The situation presents myriad problems, including lost development opportunities and damage from natural disasters triggered by poor land management. It prompted the government to call for simplifying procedures to allow such plots to be used for public works projects, but it is unclear whether such measures can curb the rising tide of forgotten land.

Municipal governments have also set up akiya (empty home) banks to list unused land and residences that are still habitable for sale or rent, targeting city dwellers drawn to the idea of country living. But despite many inquiries, the number of signed contracts remains small, according to a study by the Japan Organization for Internal Migration.
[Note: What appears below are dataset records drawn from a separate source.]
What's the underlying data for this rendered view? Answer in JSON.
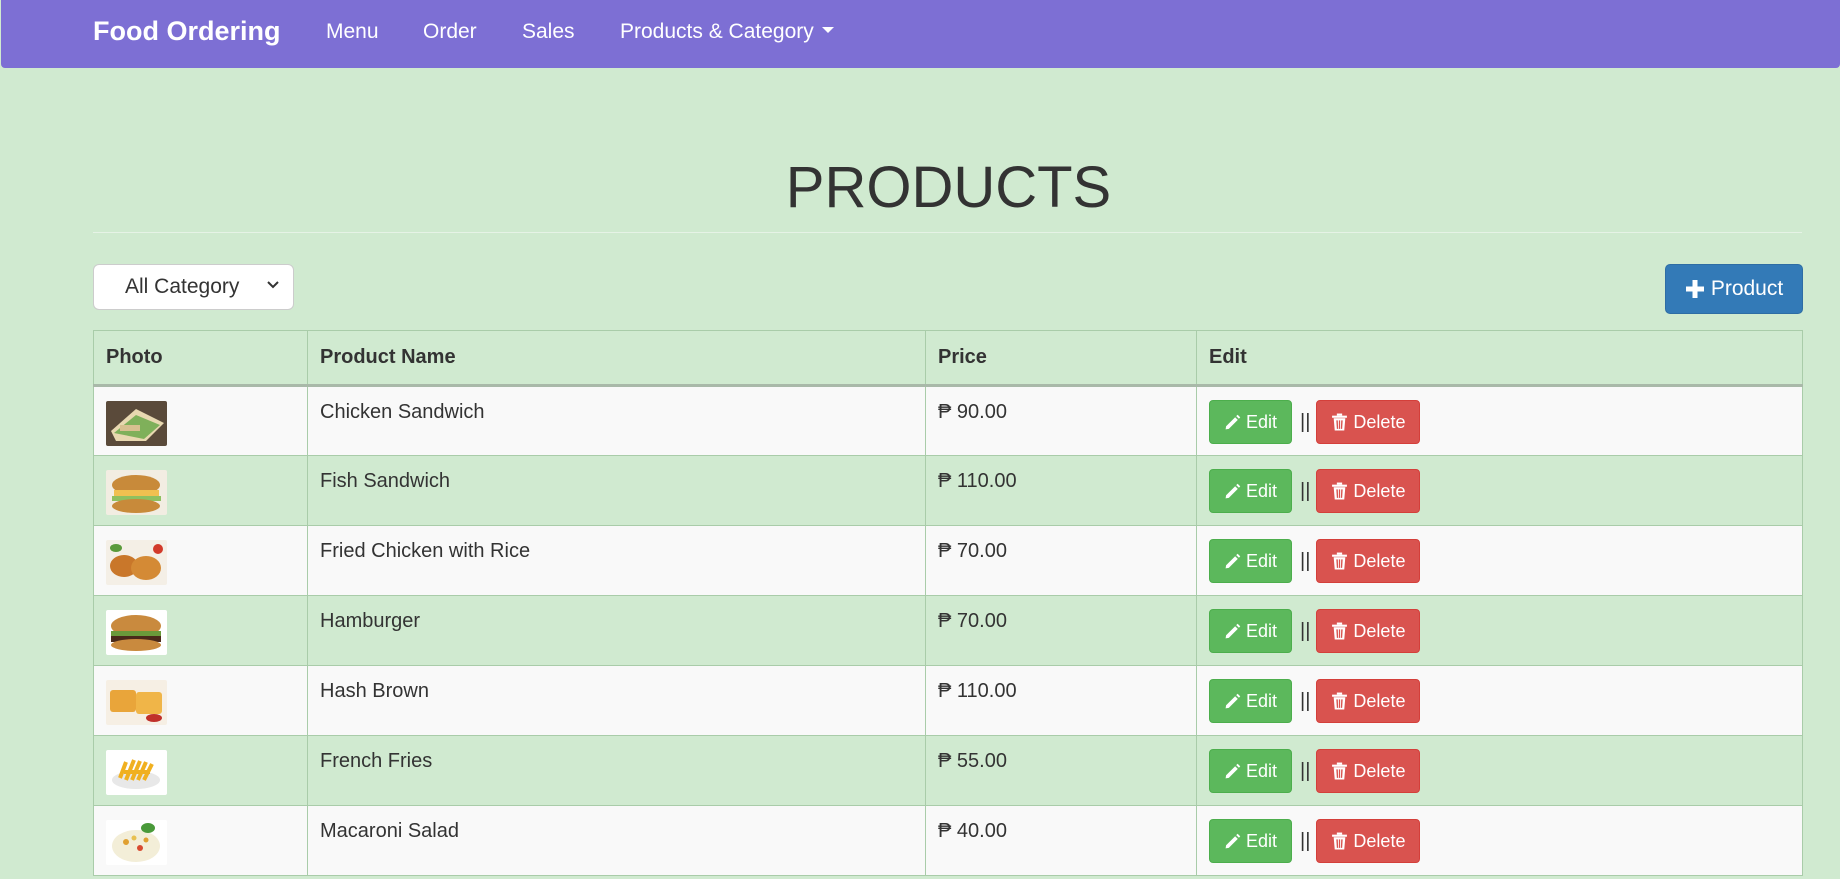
{
  "nav": {
    "brand": "Food Ordering",
    "links": [
      "Menu",
      "Order",
      "Sales",
      "Products & Category"
    ]
  },
  "page": {
    "title": "PRODUCTS",
    "category_select": "All Category",
    "add_button": "Product"
  },
  "table": {
    "headers": [
      "Photo",
      "Product Name",
      "Price",
      "Edit"
    ],
    "edit_label": "Edit",
    "delete_label": "Delete",
    "separator": "||",
    "rows": [
      {
        "name": "Chicken Sandwich",
        "price": "₱ 90.00"
      },
      {
        "name": "Fish Sandwich",
        "price": "₱ 110.00"
      },
      {
        "name": "Fried Chicken with Rice",
        "price": "₱ 70.00"
      },
      {
        "name": "Hamburger",
        "price": "₱ 70.00"
      },
      {
        "name": "Hash Brown",
        "price": "₱ 110.00"
      },
      {
        "name": "French Fries",
        "price": "₱ 55.00"
      },
      {
        "name": "Macaroni Salad",
        "price": "₱ 40.00"
      }
    ]
  },
  "colors": {
    "navbar": "#7d6fd4",
    "background": "#d0ead0",
    "primary": "#337ab7",
    "success": "#5cb85c",
    "danger": "#d9534f"
  }
}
Meanwhile, home-sharing operators like Airbnb Inc. and e-commerce giant Rakuten Inc. are betting that a new wave of hosts looking to capitalize on idle properties will enter the market once a law giving the green light to minpaku private short-term lodging services takes effect in June.

“These abandoned homes are toxic assets — they’re costly to maintain or to tear down,” said Munekatsu Ota, head of Rakuten’s vacation rental arm, Rakuten Lifull Stay Inc. “But a simple renovation could turn them into moneymakers.”

An expanding market for secondhand properties would help alleviate the problem, but many of the neglected homes scattered across the nation were built during the postwar construction boom, when houses were designed to last only a few decades before being torn down and rebuilt, according to Hidetaka Yoneyama, a housing specialist at Fujitsu Research Institute.

This means that despite changing attitudes toward secondhand homes, Japanese buyers generally prefer new ones over old: the ratio of used homes circulating in the entire housing market remains below 15 percent, substantially smaller than in the United States and European countries.

There is also a psychological factor to why people aren’t too keen on selling, renting out or demolishing their properties, Yoneyama said during a recent presentation on the issue.

A 2015 government study shows that nearly a third of owners of homes that have been abandoned altogether intend to keep them that way.

“Inheritance is the No. 1 reason behind ownership of these properties,” he said. “There is strong resistance among owners toward disposing of homes full of memories of their parents.”